Naef Felix, Magnasco Marcelo O
Rockefeller University, 1230 York Avenue, New York, New York 10021, USA.
Phys Rev E Stat Nonlin Soft Matter Phys. 2003 Jul;68(1 Pt 1):011906. doi: 10.1103/PhysRevE.68.011906. Epub 2003 Jul 16.

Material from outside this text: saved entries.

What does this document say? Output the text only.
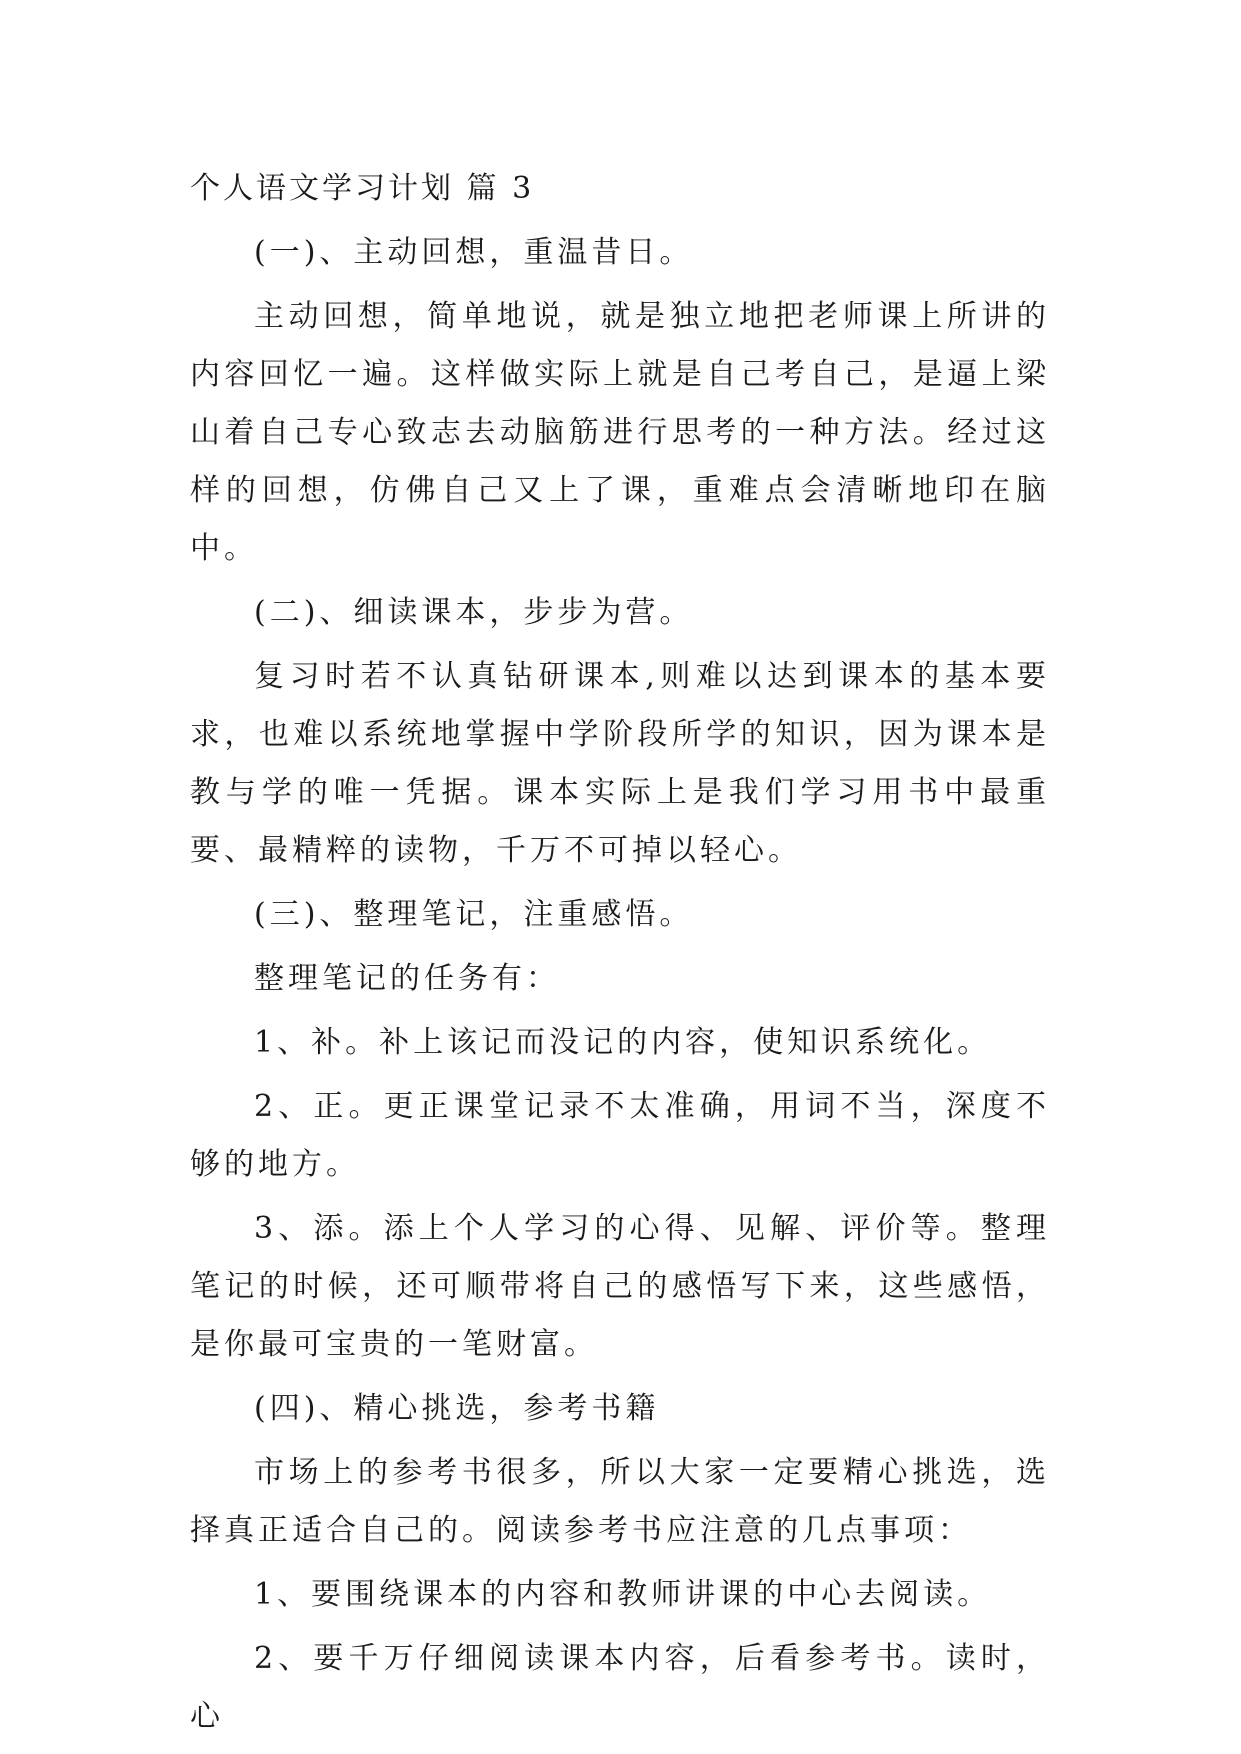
个人语文学习计划 篇 3

(一)、主动回想，重温昔日。

主动回想，简单地说，就是独立地把老师课上所讲的内容回忆一遍。这样做实际上就是自己考自己，是逼上梁山着自己专心致志去动脑筋进行思考的一种方法。经过这样的回想，仿佛自己又上了课，重难点会清晰地印在脑中。

(二)、细读课本，步步为营。

复习时若不认真钻研课本,则难以达到课本的基本要求，也难以系统地掌握中学阶段所学的知识，因为课本是教与学的唯一凭据。课本实际上是我们学习用书中最重要、最精粹的读物，千万不可掉以轻心。

(三)、整理笔记，注重感悟。

整理笔记的任务有：

1、补。补上该记而没记的内容，使知识系统化。

2、正。更正课堂记录不太准确，用词不当，深度不够的地方。

3、添。添上个人学习的心得、见解、评价等。整理笔记的时候，还可顺带将自己的感悟写下来，这些感悟，是你最可宝贵的一笔财富。

(四)、精心挑选，参考书籍

市场上的参考书很多，所以大家一定要精心挑选，选择真正适合自己的。阅读参考书应注意的几点事项：

1、要围绕课本的内容和教师讲课的中心去阅读。

2、要千万仔细阅读课本内容，后看参考书。读时，心
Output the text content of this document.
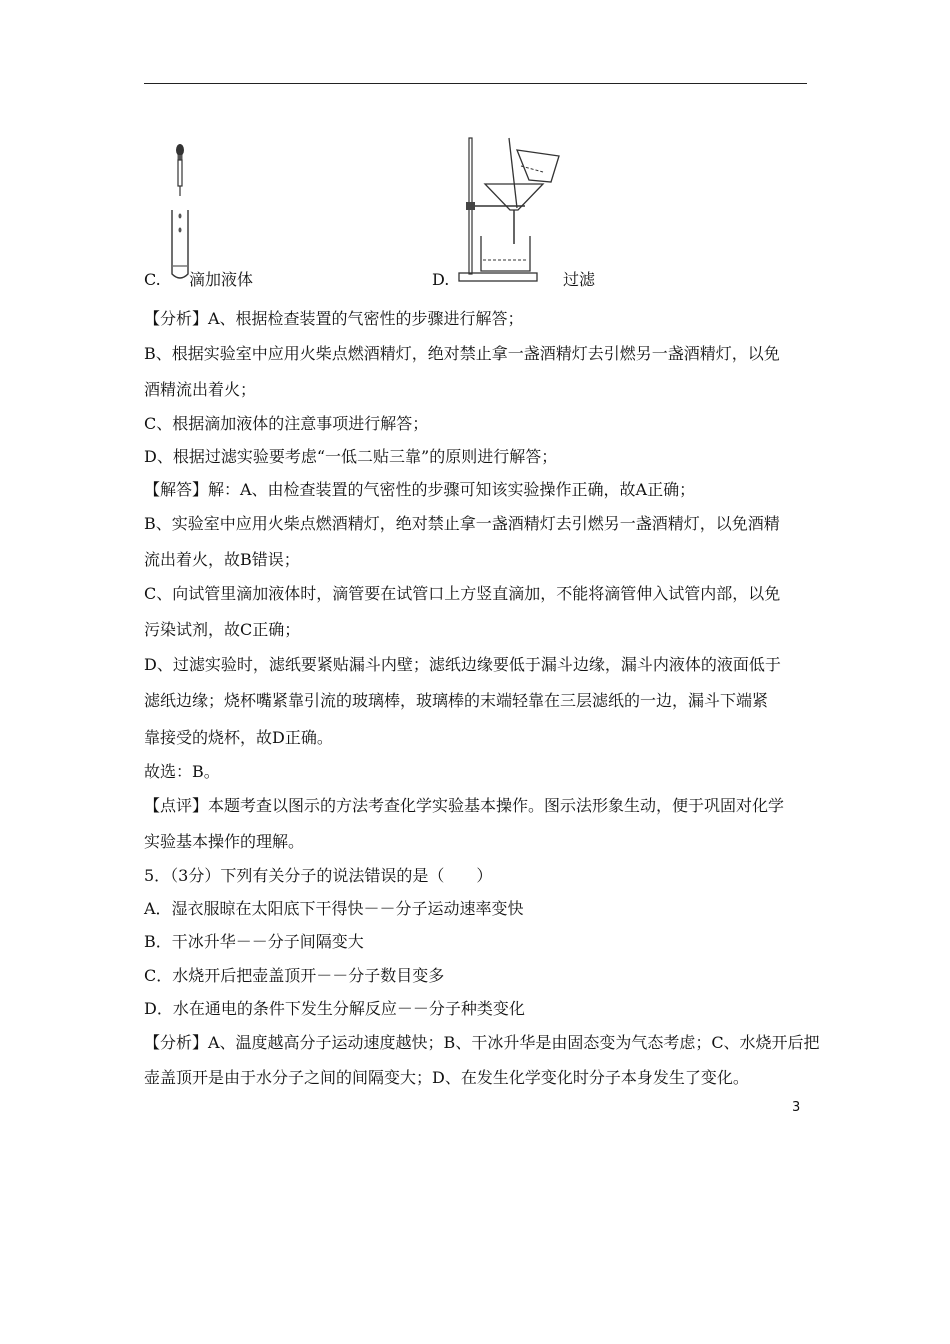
C. 滴加液体	D.	过滤
【分析】A、根据检查装置的气密性的步骤进行解答；
B、根据实验室中应用火柴点燃酒精灯，绝对禁止拿一盏酒精灯去引燃另一盏酒精灯，以免
酒精流出着火；
C、根据滴加液体的注意事项进行解答；
D、根据过滤实验要考虑“一低二贴三靠”的原则进行解答；
【解答】解：A、由检查装置的气密性的步骤可知该实验操作正确，故A正确；
B、实验室中应用火柴点燃酒精灯，绝对禁止拿一盏酒精灯去引燃另一盏酒精灯，以免酒精
流出着火，故B错误；
C、向试管里滴加液体时，滴管要在试管口上方竖直滴加，不能将滴管伸入试管内部，以免
污染试剂，故C正确；
D、过滤实验时，滤纸要紧贴漏斗内壁；滤纸边缘要低于漏斗边缘，漏斗内液体的液面低于
滤纸边缘；烧杯嘴紧靠引流的玻璃棒，玻璃棒的末端轻靠在三层滤纸的一边，漏斗下端紧
靠接受的烧杯，故D正确。
故选：B。
【点评】本题考查以图示的方法考查化学实验基本操作。图示法形象生动，便于巩固对化学
实验基本操作的理解。
5．（3分）下列有关分子的说法错误的是（　　）
A．湿衣服晾在太阳底下干得快－－分子运动速率变快
B．干冰升华－－分子间隔变大
C．水烧开后把壶盖顶开－－分子数目变多
D．水在通电的条件下发生分解反应－－分子种类变化
【分析】A、温度越高分子运动速度越快；B、干冰升华是由固态变为气态考虑；C、水烧开后把
壶盖顶开是由于水分子之间的间隔变大；D、在发生化学变化时分子本身发生了变化。
3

RNA binding to high-density oligonucleotide arrays has shown tantalizing differences with solution experiments. We analyze here its sequence specificity, fitting binding affinities to sequence composition in large datasets. Our results suggest that the fluorescent labels interfere with binding, causing a catch-22. To be detected, the RNA must both glow and bind: without labels it cannot be seen even if bound, while with too many it will not bind. A simple model for the binding of labeled oligonucleotides sheds light on the interplay between binding energies and labeling probability.
RNA与高密度寡核苷酸阵列的结合与溶液实验显示出诱人的差异。我们在此分析其序列特异性,将结合亲和力与大型数据集中的序列组成进行拟合。我们的结果表明,荧光标记会干扰结合,导致一种两难困境。为了被检测到,RNA必须既能发光又能结合:没有标记时,即使结合了也看不见,而标记过多时则不会结合。一个标记寡核苷酸结合的简单模型揭示了结合能与标记概率之间的相互作用。